Lack of IRF4 abrogates lung disease in 6-month-old B6^lpr mice. (A) Lung sections from 6-month-old B6^lpr and B6^{lpr/Irf4−/−} mice were stained with PAS. Note that B6^lpr but not B6^{lpr/Irf4−/−} mice develop peribronchial and perivascular immune cell infitrates. Original magnification, ×100. (B) Mac2-positive glomerular cells were quantified in 20 glomeruli per section. Data are mean cell counts per glomerulus ± SEM of 9 to 12 mice in each group. ***P < 0.001 versus B6^lpr mice.

Figure 6.

IRF4 deficient B6^lpr mice lack hypergammaglobuminemia and autoantibody production. (A) B6^{lpr/Irf4−/−} (○) and B6^lpr wild-type mice (●) were bled at the end of the study to determine serum levels of IgG, IgM, anti-Smith, and anti-dsDNA autoantibodies by ELISA. (B) ANAs were detected by staining of Hep2 cells using plasma dilutions of 1:40 as described in Concise Methods.

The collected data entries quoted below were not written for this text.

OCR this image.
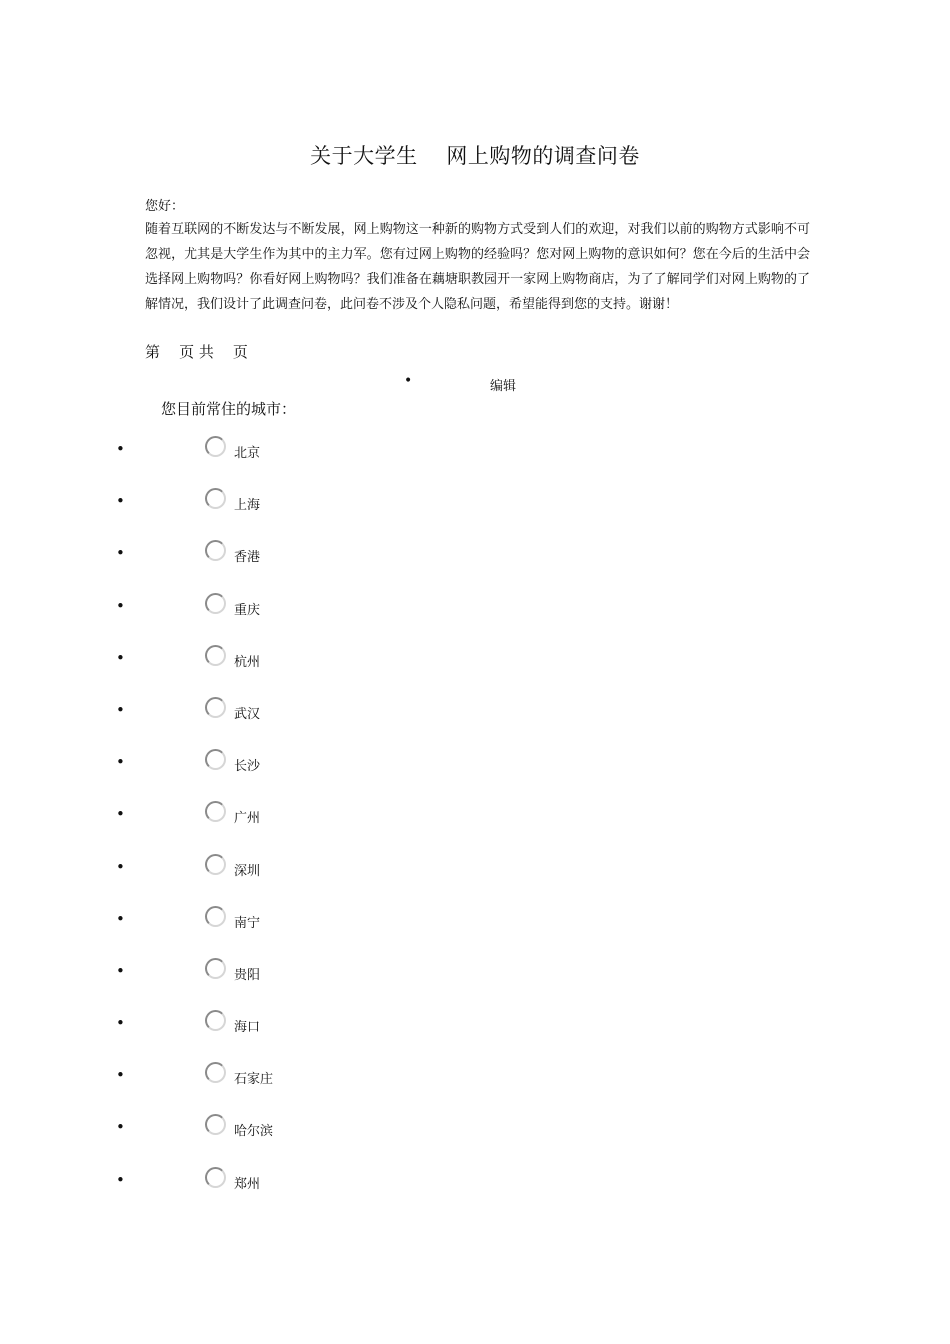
关于大学生    网上购物的调查问卷
您好：
随着互联网的不断发达与不断发展，网上购物这一种新的购物方式受到人们的欢迎，对我们以前的购物方式影响不可忽视，尤其是大学生作为其中的主力军。您有过网上购物的经验吗？您对网上购物的意识如何？您在今后的生活中会选择网上购物吗？你看好网上购物吗？我们准备在藕塘职教园开一家网上购物商店，为了了解同学们对网上购物的了解情况，我们设计了此调查问卷，此问卷不涉及个人隐私问题，希望能得到您的支持。谢谢！
第    页 共    页
•	编辑
您目前常住的城市：
•	北京
•	上海
•	香港
•	重庆
•	杭州
•	武汉
•	长沙
•	广州
•	深圳
•	南宁
•	贵阳
•	海口
•	石家庄
•	哈尔滨
•	郑州
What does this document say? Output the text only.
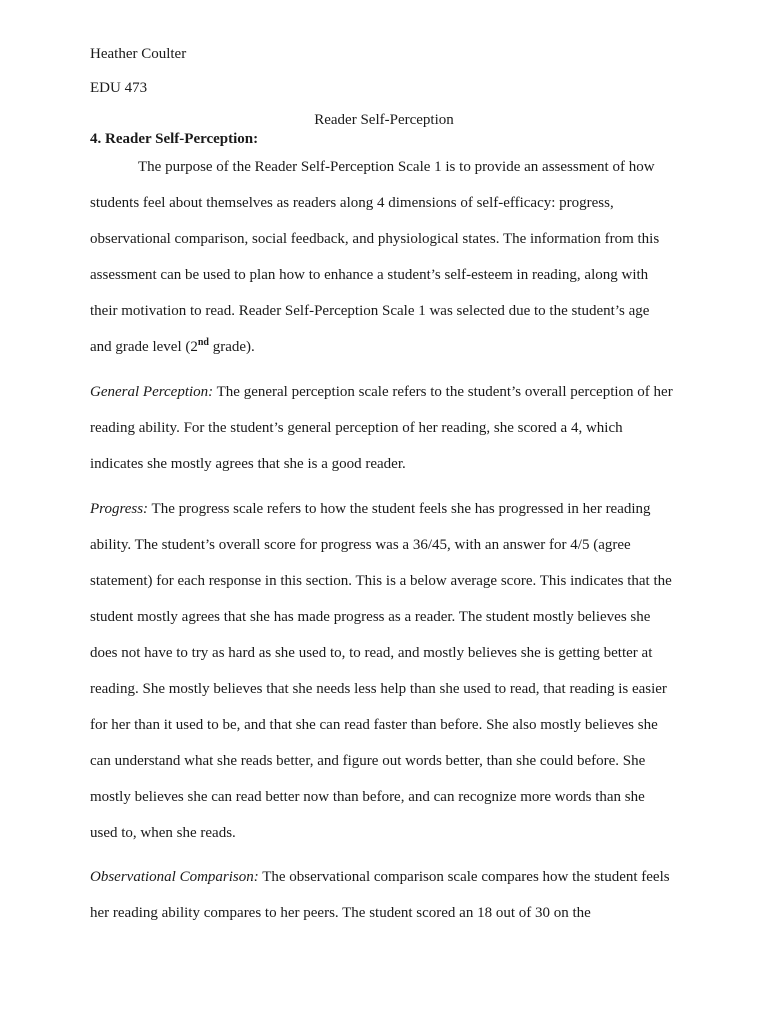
Heather Coulter
EDU 473
Reader Self-Perception
4. Reader Self-Perception:
The purpose of the Reader Self-Perception Scale 1 is to provide an assessment of how
students feel about themselves as readers along 4 dimensions of self-efficacy: progress,
observational comparison, social feedback, and physiological states. The information from this
assessment can be used to plan how to enhance a student’s self-esteem in reading, along with
their motivation to read. Reader Self-Perception Scale 1 was selected due to the student’s age
and grade level (2nd grade).
General Perception: The general perception scale refers to the student’s overall perception of her
reading ability. For the student’s general perception of her reading, she scored a 4, which
indicates she mostly agrees that she is a good reader.
Progress: The progress scale refers to how the student feels she has progressed in her reading
ability. The student’s overall score for progress was a 36/45, with an answer for 4/5 (agree
statement) for each response in this section. This is a below average score. This indicates that the
student mostly agrees that she has made progress as a reader. The student mostly believes she
does not have to try as hard as she used to, to read, and mostly believes she is getting better at
reading. She mostly believes that she needs less help than she used to read, that reading is easier
for her than it used to be, and that she can read faster than before. She also mostly believes she
can understand what she reads better, and figure out words better, than she could before. She
mostly believes she can read better now than before, and can recognize more words than she
used to, when she reads.
Observational Comparison: The observational comparison scale compares how the student feels
her reading ability compares to her peers. The student scored an 18 out of 30 on the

Note the homogenous nuclear staining pattern using plasma from B6^lprmice that was not detectable with plasma from B6^{lpr/Irf4−/−} mice.

Figure 7.

IRF4 is required for plasma cells' maturation. Flow cytometry was used to determine the total number of distinct B and plasma cell subsets (A) in spleens of 6-month-old B6^lpr mice (black bars) and B6^{lpr/Irf4−/−} mice (white bars). The histogram presents mean ± SEM of 12 to 14 mice in each group. *P < 0.05, ***P < 0.001 versus B6^lpr mice. (B) IgM immunostaining of spleens identifies mature B cell distribution in mice of both genotypes. Original magnification, ×100.

Figure 8.

Lack of IRF4 impairs the maturation of Th17 cells. Flow cytometry was used to determine (A) T cell subsets and IFNγ- and (B) IL-17-producing CD4 T cells in spleens of 6-month-old B6^lpr mice (black bars) and B6^{lpr/Irf4−/−} mice (white bars). (C) Plasma IL-17 and IL-21 levels were determined by ELISA at 6 months of age. The histogram presents mean ± SEM of 12 to 14 mice in each group. *P < 0.05, **P < 0.01 versus B6^lpr mice.